Drones, Phones, Boards, and Bills: How Law and Tech can Ensure Recreational Coastal Access Under a Changing Climate and Coastline
摘要
Some level of coastal access is required to engage in surfing. Therefore, protecting coastal access should be a priority for protecting surf breaks. But coastal access is threatened by development, conflicting coastal uses, and the effects of climate change, such as rising seas and eroding shores. One response to these threats has been to pursue legal protections for coastal access to surf breaks, or to embrace ancient legal doctrines that might ensure access, such as the public trust doctrine. However, laws and policies rely and thrive on predictability and fixed property lines—two things that coastlines notoriously are not.
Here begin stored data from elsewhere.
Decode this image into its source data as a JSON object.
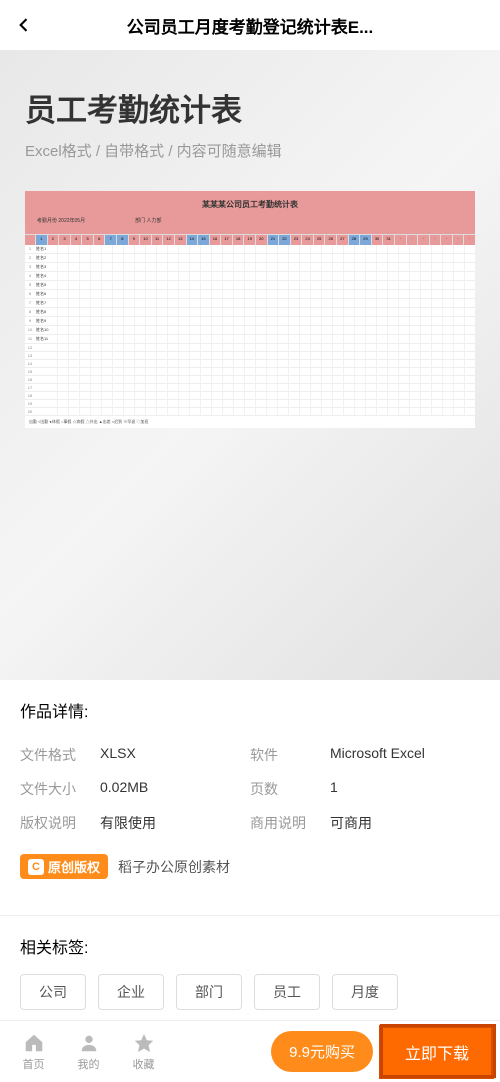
{
  "header": {
    "title": "公司员工月度考勤登记统计表E..."
  },
  "preview": {
    "title": "员工考勤统计表",
    "subtitle": "Excel格式 / 自带格式 / 内容可随意编辑",
    "excel": {
      "title": "某某某公司员工考勤统计表",
      "meta_left": "考勤月份  2022年05月",
      "meta_mid": "部门  人力部",
      "rows": [
        "姓名1",
        "姓名2",
        "姓名3",
        "姓名4",
        "姓名5",
        "姓名6",
        "姓名7",
        "姓名8",
        "姓名9",
        "姓名10",
        "姓名11"
      ],
      "legend": "出勤 √出勤  ●休假  ○事假  ☆病假  △外出  ▲出差  ×迟到  ※早退  ◇加班"
    }
  },
  "details": {
    "section_title": "作品详情:",
    "items": [
      {
        "label": "文件格式",
        "value": "XLSX"
      },
      {
        "label": "软件",
        "value": "Microsoft Excel"
      },
      {
        "label": "文件大小",
        "value": "0.02MB"
      },
      {
        "label": "页数",
        "value": "1"
      },
      {
        "label": "版权说明",
        "value": "有限使用"
      },
      {
        "label": "商用说明",
        "value": "可商用"
      }
    ],
    "badge_label": "原创版权",
    "badge_source": "稻子办公原创素材"
  },
  "tags": {
    "section_title": "相关标签:",
    "items": [
      "公司",
      "企业",
      "部门",
      "员工",
      "月度"
    ]
  },
  "bottom": {
    "nav": [
      {
        "label": "首页"
      },
      {
        "label": "我的"
      },
      {
        "label": "收藏"
      }
    ],
    "buy_label": "9.9元购买",
    "download_label": "立即下载"
  }
}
This chapter examines these issues as well as potential technological advances that can support laws that protect coastal access for surf breaks. For example, a coastal private property owner might claim that it can exclude a surfer from a coastal access point because the access footpath is on their private property. New technologies, such as drones and other camera documentation of a coastal location can help refute these claims of privatization. Further, laws themselves, which are typically reactive instead of proactive, could also be modernized to include principles of adaptive management and to account for shorelines and sea levels that shift. This chapter considers and examines these and other instances of how technology can assist and improve protection of coastal recreational pursuits, such as surfing.